Transfer learning is a technique in deep learning where a pre-trained model is reused on a new problem. It is popular in deep learning because it can train deep neural networks with comparatively little data. Instead of starting the learning process from scratch, transfer learning tries to exploit what has been learned in one task to improve generalization in another. The weights that a network has learned at "task A" are transferred to a new "task B". The general idea is to use the knowledge a model has learned from a task with a lot of available labeled training data in a new task that doesnt have much data.

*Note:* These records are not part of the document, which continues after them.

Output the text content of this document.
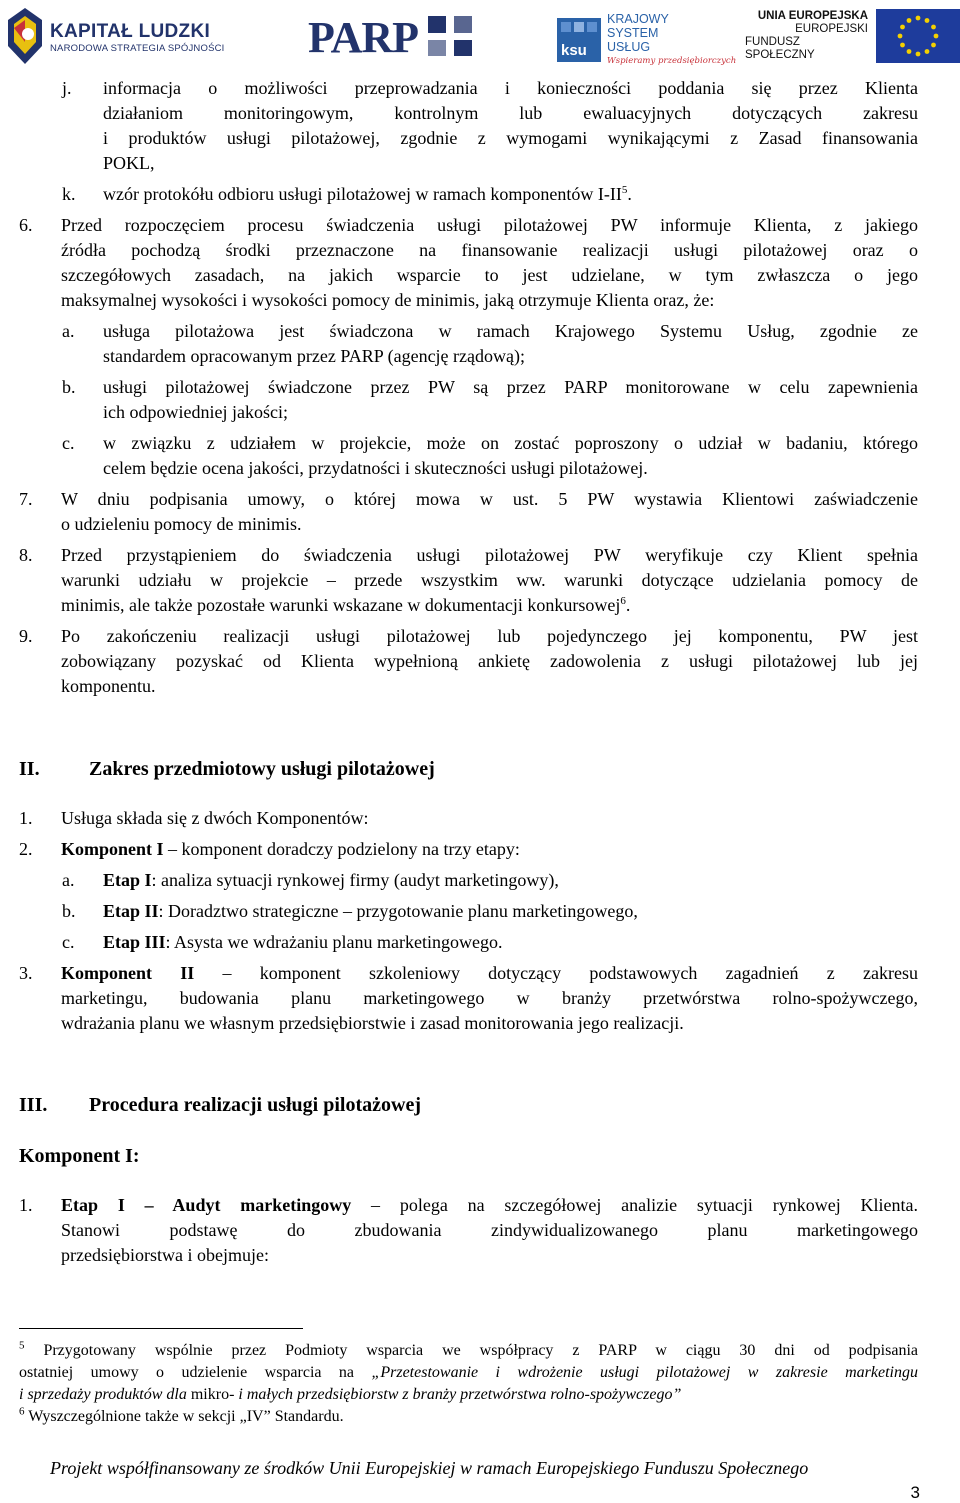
KAPITAŁ LUDZKI
NARODOWA STRATEGIA SPÓJNOŚCI PARP	ksu
KRAJOWY
SYSTEM
USŁUG
Wspieramy przedsiębiorczych
UNIA EUROPEJSKA
EUROPEJSKI
FUNDUSZ SPOŁECZNY
j. informacja o możliwości przeprowadzania i konieczności poddania się przez Klienta
działaniom monitoringowym, kontrolnym lub ewaluacyjnych dotyczących zakresu
i produktów usługi pilotażowej, zgodnie z wymogami wynikającymi z Zasad finansowania
POKL,
k. wzór protokółu odbioru usługi pilotażowej w ramach komponentów $I-II^5$.
6. Przed rozpoczęciem procesu świadczenia usługi pilotażowej PW informuje Klienta, z jakiego
źródła pochodzą środki przeznaczone na finansowanie realizacji usługi pilotażowej oraz o
szczegółowych zasadach, na jakich wsparcie to jest udzielane, w tym zwłaszcza o jego
maksymalnej wysokości i wysokości pomocy de minimis, jaką otrzymuje Klienta oraz, że:
a. usługa pilotażowa jest świadczona w ramach Krajowego Systemu Usług, zgodnie ze
standardem opracowanym przez PARP (agencję rządową);
b. usługi pilotażowej świadczone przez PW są przez PARP monitorowane w celu zapewnienia
ich odpowiedniej jakości;
c. w związku z udziałem w projekcie, może on zostać poproszony o udział w badaniu, którego
celem będzie ocena jakości, przydatności i skuteczności usługi pilotażowej.
7. W dniu podpisania umowy, o której mowa w ust. 5 PW wystawia Klientowi zaświadczenie
o udzieleniu pomocy de minimis.
8. Przed przystąpieniem do świadczenia usługi pilotażowej PW weryfikuje czy Klient spełnia
warunki udziału w projekcie – przede wszystkim ww. warunki dotyczące udzielania pomocy de
minimis, ale także pozostałe warunki wskazane w dokumentacji konkursowej$^6$.
9. Po zakończeniu realizacji usługi pilotażowej lub pojedynczego jej komponentu, PW jest
zobowiązany pozyskać od Klienta wypełnioną ankietę zadowolenia z usługi pilotażowej lub jej
komponentu.
II. Zakres przedmiotowy usługi pilotażowej
1. Usługa składa się z dwóch Komponentów:
2. Komponent I – komponent doradczy podzielony na trzy etapy:
a. Etap I: analiza sytuacji rynkowej firmy (audyt marketingowy),
b. Etap II: Doradztwo strategiczne – przygotowanie planu marketingowego,
c. Etap III: Asysta we wdrażaniu planu marketingowego.
3. Komponent II – komponent szkoleniowy dotyczący podstawowych zagadnień z zakresu
marketingu, budowania planu marketingowego w branży przetwórstwa rolno-spożywczego,
wdrażania planu we własnym przedsiębiorstwie i zasad monitorowania jego realizacji.
III. Procedura realizacji usługi pilotażowej
Komponent I:
1. Etap I – Audyt marketingowy – polega na szczegółowej analizie sytuacji rynkowej Klienta.
Stanowi podstawę do zbudowania zindywidualizowanego planu marketingowego
przedsiębiorstwa i obejmuje:
$^5$ Przygotowany wspólnie przez Podmioty wsparcia we współpracy z PARP w ciągu 30 dni od podpisania
ostatniej umowy o udzielenie wsparcia na „Przetestowanie i wdrożenie usługi pilotażowej w zakresie marketingu
i sprzedaży produktów dla mikro- i małych przedsiębiorstw z branży przetwórstwa rolno-spożywczego”
$^6$ Wyszczególnione także w sekcji „IV” Standardu.
Projekt współfinansowany ze środków Unii Europejskiej w ramach Europejskiego Funduszu Społecznego
3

Transfer learning is not a machine learning technique, but can be seen as a "design methodology" within the field. It is also not an exclusive part or study-area of machine learning. Nevertheless, it has become quite popular in combination with neural networks that require huge amounts of data and computational power.
Transfer learning can be applied to various tasks, such as image classification and natural language processing. It is particularly useful when there is a small training dataset, as the weights from the pre-trained models can be used to initialize the weights of the new model. The advantage of pre-trained models is that they are generic enough for use in other real-world applications.

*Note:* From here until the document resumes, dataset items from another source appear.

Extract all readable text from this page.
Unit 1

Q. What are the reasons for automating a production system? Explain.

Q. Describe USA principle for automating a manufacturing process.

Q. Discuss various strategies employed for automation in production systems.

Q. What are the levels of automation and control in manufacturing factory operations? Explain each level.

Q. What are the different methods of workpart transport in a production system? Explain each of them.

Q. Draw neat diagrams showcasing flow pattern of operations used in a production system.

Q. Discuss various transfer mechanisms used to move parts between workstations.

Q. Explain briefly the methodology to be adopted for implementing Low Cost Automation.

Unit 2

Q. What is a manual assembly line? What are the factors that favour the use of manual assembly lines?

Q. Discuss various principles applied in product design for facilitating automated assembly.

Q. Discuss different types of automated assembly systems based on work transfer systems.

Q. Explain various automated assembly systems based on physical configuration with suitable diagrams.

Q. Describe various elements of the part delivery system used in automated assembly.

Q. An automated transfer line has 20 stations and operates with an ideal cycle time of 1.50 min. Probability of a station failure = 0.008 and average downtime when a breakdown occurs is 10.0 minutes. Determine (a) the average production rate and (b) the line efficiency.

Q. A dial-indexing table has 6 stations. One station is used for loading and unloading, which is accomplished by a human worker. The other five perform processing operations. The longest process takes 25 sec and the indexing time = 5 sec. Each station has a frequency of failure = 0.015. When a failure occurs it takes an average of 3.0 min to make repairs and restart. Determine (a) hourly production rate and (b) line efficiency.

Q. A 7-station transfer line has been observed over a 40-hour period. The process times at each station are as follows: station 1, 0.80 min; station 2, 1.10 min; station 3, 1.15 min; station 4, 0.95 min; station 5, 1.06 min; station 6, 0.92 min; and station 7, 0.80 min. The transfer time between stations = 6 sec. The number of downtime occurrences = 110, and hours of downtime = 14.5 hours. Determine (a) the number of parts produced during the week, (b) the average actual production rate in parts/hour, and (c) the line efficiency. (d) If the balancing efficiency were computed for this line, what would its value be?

Some key benefits of transfer learning include:
- Improved performance: Transfer learning can help achieve significantly higher performance than training with only a small amount of data.
- Computational efficiency: Transfer learning is computationally efficient and helps achieve better results using a small data set.
- Leveraging pre-trained models: Transfer learning leverages feature representations from a pre-trained model, so a new model doesnt have to be trained from scratch.
Overall, transfer learning is a powerful technique that can help improve the performance of deep learning models, especially when there is limited data available.